Last month, I terminated my cellular phone service. It was something I’d eagerly anticipated for over a year, and I’ll post about being cell-phone-less eventually.
In this post, though, I want to explore Sprint’s reaction to my cancellation. I expected—and encountered—the usual run-around when I called in to cancel service; Sprint has lagged behind AT&T and Verizon for years, and they’re desperate to retain customers. The representative explained all the ways that I could stay with Sprint, and she was very nice and professional in doing so.
But the baffling written responses that I received after canceling serve as the exigence for this post. I’d been a Sprint customer, believe it or not, since 1999. Over nearly 15 years, I’d given more than $20,000 to Sprint; this is astounding to me in so many ways, but again, that’s the stuff of another post…
A couple of days after canceling, I received the following email, from firstname.lastname@example.org (Dan Hesse is the CEO of Sprint; this did not escape my attention):
We’re sorry you’ve stopped your service with Sprint. Your business is very important to us, and we’d like to understand why we were not able to keep you as a Sprint customer. We’d like to hear from you. Please reply to my office at email@example.com and let us know the most convenient way for a member of my team to contact you. Thank you for being a Sprint customer.
Dan Hesse CEO Sprint
So far so good, I’d say. Sure, it’s a form email, but it’s succinct, clear, and tactful, it’s from the head of the company, and it personally invites a response. I bit.
Hi Dan, The decision was simple, and twofold:
- First, I no longer use my phone as a “phone”—and haven’t for at least 2 or 3 years—and I am on wifi 98% of my day. (I live less than two miles from my office. The only time I’m not on wifi is during my 10 minute commute by bike or feet.) Messaging apps, email, etc. means I’m still connected, for free.
- Second, we paid around $185/mo for several years. That’s an insane amount of money to me. My son (now a sophomore in college) is on his own, and my wife’s phone we simply moved to Virgin (which you own!) for a very reasonable $32/mo.
All told, we now save $120/mo on cellular service (by removing my phone entirely, by moving my son off our plan and onto his own; my daughter was already on Virgin).

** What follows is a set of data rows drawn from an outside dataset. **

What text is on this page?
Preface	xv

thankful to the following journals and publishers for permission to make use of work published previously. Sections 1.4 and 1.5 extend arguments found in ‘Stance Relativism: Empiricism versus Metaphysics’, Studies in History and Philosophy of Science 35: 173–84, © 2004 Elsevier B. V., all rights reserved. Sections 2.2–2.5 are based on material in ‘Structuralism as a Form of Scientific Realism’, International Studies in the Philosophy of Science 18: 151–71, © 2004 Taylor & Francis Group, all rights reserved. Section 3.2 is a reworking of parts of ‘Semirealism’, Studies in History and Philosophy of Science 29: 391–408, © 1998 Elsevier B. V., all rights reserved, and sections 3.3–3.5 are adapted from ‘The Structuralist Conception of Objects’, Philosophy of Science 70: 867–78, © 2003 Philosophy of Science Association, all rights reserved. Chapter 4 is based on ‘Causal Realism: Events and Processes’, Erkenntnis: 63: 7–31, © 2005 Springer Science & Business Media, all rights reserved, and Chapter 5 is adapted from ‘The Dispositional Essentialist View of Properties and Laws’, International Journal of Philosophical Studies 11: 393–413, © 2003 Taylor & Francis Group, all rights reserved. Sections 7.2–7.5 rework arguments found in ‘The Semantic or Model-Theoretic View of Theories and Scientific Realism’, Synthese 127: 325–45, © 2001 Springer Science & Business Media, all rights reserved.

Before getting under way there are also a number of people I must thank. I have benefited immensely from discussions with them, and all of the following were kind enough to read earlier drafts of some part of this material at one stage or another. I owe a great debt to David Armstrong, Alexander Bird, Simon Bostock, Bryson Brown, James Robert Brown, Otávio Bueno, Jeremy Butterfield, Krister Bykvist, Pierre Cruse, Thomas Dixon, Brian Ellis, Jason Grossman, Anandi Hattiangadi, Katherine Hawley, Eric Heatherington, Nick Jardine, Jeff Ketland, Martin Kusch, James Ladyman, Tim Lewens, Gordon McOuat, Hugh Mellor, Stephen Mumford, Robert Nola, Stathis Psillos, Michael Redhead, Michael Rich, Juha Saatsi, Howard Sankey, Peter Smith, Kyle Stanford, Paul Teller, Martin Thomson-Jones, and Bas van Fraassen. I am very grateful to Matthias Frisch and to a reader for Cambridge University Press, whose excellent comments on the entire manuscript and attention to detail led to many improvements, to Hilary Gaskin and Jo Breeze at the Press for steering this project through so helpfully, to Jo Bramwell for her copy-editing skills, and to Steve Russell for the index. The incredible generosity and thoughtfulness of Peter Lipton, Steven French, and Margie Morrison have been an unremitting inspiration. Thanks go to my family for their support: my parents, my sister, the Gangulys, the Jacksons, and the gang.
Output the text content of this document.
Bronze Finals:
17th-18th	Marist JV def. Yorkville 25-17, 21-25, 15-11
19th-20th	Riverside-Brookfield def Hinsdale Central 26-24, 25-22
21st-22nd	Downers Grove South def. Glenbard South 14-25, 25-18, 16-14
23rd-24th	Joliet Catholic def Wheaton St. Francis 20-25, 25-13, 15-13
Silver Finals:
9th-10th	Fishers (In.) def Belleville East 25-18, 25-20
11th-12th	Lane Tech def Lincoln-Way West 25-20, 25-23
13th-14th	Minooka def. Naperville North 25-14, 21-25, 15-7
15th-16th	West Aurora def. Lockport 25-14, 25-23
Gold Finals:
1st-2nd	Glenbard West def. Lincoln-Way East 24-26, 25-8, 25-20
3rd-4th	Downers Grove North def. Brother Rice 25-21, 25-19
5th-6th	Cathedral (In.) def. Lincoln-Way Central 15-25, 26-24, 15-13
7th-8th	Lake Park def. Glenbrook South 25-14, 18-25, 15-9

As you well know, the world of cellular is in for sea change over the next 5–10 years. As wifi becomes more ubiquitous, as broadband speeds improve, and as creative inventions around internet telephony become more usable and stable, I imagine many more will drop cell phones as they recently have dropped land lines.
I admit to getting a little preachy there at the end. And I’m not delusional; I realized that the chances of my email actually reaching the CEO were slim to none, but at the same time, I took the email from firstname.lastname@example.org at face value. If customers have no hope of ever reaching Dan, then the communication strategy is disingenuous and misleading.
Then things got weird.
Here’s the response I received, not from Dan:
Thank you for your contact via Dan@Sprint.com. We appreciate you taking the time out of your day to provide feedback as to why you have chosen to terminate your cellular service with Sprint. We sincerely apologize for any inconveniences you may have experienced with pricing .
Your feedback is a great source of information which can be utilized to positively impact service improvements, customer interaction and satisfaction, so that you may consider welcoming Sprint back as your cellular service provider of choice in the near future. It is our goal to ensure complete satisfaction and resolution for each of our valued Sprint customers. Your overall experience with Sprint is very important and your feedback is greatly appreciated. If we can provide assistance of any nature, please do not hesitate to reply directly to this email and a member of my team will contact you.
Thank you again for contacting Sprint.
So here’s where the professional writing strategy and execution both break down. I won’t go through all the problems here, but will instead focus on two:
- First, there’s so much boilerplate corporate-speak here that my soul died a little after reading it.
- Second, the space between the word “pricing” in the first paragraph and the period to end that sentence was in the original. So what? Well, it’s a clear, sad indication of rote cut and paste. That’s no way to do professional writing if you want to change hearts and minds.
The big problem, however, is the disingenuousness of the approach. As a customer, I’m invited to give my feedback, and to do so by appealing directly to the company’s lead decision-maker. I take the time to give my feedback, and the response is soulless gibberish.
Here’s the kicker, though. Three days after this exchange I received another boilerplate email, with the subject “Your lost or stolen Sprint Phone” (no idea why “lost” and “stolen” aren’t capitalized, but “phone” is…). I have two theories about this email: either (a) it’s automatically generated for folks who shutdown service in the midst of a billing cycle, or (b) it’s another sneaky attempt to get me to change my mind.
Either way, this is not how to do professional writing. And being a huge company is not a valid excuse.